For allowing the Ghana Armed Forces to use armed soldiers as bodyguards for Electoral Commission Chair Jean Mensa, President Nana Akufo-Addo has demeaned the military, investigative journalist Manasseh Azure Awumi has said.
Mrs Mensa’s office, home and personal security have seen up-scaling on several occasions, leading to social media commentary about the necessity for it.
In her defence, the President’s cousin, Mr Gabby Asare Otchere-Darko wrote on social media: “This woman, the returning officer for the presidential election, has had her life threatened multiple times from all manner of corners, her character insulted, her integrity denigrated and the threats to her life heightened to the highest dangerous point that any public servant should endure, for the security services to consider it appropriate to offer her the highest form of protection they could”.
“Her security at home, office and around her 24-7, is made up of a combination of soldiers and police”, he noted.
“I am not sure she enjoys the security attention”, the President’s cousin said, adding: “But she understands she has to endure it”.
“And, some of us have a problem with that?” he asked.
In Mr Azure Awuni’s opinion, however, the need not have come into the picture.
He wrote on social media: “The Ghana Police Service can fight armed robbers and terrorists but someone thinks our police cannot provide security for the Electoral Commission Chairperson. So, you find armed soldiers following her to court”.

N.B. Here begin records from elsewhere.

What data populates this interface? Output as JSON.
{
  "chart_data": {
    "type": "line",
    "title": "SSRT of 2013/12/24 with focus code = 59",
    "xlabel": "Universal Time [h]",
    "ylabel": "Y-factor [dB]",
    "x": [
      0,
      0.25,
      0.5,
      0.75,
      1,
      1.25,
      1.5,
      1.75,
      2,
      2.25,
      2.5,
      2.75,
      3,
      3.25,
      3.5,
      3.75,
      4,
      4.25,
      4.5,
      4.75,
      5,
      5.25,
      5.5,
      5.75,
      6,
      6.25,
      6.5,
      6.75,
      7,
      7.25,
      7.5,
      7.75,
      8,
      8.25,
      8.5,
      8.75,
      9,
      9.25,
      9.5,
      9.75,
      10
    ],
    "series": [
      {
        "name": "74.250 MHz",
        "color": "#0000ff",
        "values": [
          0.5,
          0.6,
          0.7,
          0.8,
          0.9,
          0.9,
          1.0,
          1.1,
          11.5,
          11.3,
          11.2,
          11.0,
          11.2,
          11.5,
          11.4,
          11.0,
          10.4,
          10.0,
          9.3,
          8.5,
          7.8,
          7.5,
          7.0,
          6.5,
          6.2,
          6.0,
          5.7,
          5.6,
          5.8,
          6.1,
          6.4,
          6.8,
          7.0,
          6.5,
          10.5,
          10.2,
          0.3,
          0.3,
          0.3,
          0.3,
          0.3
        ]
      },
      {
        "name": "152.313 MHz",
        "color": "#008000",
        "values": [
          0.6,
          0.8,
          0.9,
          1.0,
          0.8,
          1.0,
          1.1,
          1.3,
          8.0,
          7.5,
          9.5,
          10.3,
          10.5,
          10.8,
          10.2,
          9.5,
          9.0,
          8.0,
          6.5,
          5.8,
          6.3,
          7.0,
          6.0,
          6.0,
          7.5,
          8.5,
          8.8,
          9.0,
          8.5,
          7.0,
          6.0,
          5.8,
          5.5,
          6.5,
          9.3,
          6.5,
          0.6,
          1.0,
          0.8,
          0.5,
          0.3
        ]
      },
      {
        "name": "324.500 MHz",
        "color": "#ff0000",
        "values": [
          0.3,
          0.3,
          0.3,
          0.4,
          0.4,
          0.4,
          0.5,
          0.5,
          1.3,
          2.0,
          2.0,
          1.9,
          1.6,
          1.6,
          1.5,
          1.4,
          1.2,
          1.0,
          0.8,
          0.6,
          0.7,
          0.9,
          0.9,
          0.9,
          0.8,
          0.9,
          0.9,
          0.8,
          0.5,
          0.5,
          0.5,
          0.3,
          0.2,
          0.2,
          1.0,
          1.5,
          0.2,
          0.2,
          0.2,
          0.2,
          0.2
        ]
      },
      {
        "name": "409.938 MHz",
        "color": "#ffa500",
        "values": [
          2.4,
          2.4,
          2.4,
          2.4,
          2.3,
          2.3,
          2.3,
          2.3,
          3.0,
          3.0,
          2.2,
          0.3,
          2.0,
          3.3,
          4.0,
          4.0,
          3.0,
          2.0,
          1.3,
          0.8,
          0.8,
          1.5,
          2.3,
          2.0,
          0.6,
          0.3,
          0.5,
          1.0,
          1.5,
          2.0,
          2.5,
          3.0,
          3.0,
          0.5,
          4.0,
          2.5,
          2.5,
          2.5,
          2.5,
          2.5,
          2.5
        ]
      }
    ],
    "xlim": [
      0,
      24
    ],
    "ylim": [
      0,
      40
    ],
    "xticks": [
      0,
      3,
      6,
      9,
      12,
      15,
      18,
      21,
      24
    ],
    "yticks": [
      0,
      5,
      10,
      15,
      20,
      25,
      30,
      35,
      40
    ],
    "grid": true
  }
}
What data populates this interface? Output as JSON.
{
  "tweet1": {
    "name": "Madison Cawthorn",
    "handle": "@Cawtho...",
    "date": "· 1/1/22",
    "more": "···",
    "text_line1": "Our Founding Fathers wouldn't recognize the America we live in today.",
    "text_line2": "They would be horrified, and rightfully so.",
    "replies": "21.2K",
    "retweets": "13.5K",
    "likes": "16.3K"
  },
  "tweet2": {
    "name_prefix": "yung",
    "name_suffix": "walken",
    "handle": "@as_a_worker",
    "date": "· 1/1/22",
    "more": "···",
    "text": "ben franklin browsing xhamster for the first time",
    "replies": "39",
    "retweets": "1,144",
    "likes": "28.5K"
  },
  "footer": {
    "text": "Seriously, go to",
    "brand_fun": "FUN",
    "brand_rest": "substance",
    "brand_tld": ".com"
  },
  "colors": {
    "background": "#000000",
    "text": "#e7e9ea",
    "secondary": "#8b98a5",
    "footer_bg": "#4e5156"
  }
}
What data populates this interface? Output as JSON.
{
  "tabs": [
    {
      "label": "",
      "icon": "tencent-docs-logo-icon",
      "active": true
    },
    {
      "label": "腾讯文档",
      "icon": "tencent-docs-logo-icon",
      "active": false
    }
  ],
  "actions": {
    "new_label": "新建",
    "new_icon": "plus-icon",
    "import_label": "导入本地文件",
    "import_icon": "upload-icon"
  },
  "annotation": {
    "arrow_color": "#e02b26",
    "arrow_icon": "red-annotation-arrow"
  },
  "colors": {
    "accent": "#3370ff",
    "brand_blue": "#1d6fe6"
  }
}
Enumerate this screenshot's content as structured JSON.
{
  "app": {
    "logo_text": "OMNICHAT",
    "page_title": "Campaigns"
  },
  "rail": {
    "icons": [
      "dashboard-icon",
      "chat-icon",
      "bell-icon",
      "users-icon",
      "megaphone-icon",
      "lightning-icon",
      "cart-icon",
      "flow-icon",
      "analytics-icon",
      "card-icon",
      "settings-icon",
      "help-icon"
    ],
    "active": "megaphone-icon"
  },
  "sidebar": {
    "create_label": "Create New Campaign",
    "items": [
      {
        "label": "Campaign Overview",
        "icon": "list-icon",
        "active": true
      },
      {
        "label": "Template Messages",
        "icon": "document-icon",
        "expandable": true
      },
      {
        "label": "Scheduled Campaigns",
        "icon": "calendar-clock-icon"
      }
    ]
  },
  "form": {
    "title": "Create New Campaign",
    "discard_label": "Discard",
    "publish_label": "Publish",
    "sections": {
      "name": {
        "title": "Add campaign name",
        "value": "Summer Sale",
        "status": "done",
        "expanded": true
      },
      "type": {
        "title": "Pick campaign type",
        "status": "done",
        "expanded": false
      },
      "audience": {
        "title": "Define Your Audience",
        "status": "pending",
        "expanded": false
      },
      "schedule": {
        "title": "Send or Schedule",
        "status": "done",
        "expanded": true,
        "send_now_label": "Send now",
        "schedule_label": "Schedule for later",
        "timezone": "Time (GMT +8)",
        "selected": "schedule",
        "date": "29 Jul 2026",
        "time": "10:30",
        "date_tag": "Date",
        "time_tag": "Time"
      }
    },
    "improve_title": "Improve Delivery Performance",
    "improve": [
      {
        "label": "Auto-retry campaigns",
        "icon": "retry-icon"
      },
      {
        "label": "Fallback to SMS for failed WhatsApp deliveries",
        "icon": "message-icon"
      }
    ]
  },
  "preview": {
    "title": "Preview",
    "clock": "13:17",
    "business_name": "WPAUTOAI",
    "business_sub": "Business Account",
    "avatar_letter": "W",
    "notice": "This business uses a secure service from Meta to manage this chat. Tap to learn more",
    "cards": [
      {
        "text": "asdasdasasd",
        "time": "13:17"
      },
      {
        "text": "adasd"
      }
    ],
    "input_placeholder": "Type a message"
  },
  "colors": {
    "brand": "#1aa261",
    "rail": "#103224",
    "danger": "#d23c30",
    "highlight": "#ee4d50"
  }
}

“How will the armies of civilised countries look at our army?” he wondered.
“By allowing this to happen”, Mr Awuni noted, “the Commander-in-Chief of the Ghana Armed Forces, Nana Addo Dankwa Akufo-Addo, is not only undermining the police, but he’s also reducing the Ghana Armed Forces to a laughing stock”.
Soldiers, he insisted, “should not be reduced to errand boys for private, party-affiliated lawyers and protectors of illegal mining sites inhabited by Chinese”.
“This is shameful and it must stop”, he asserted.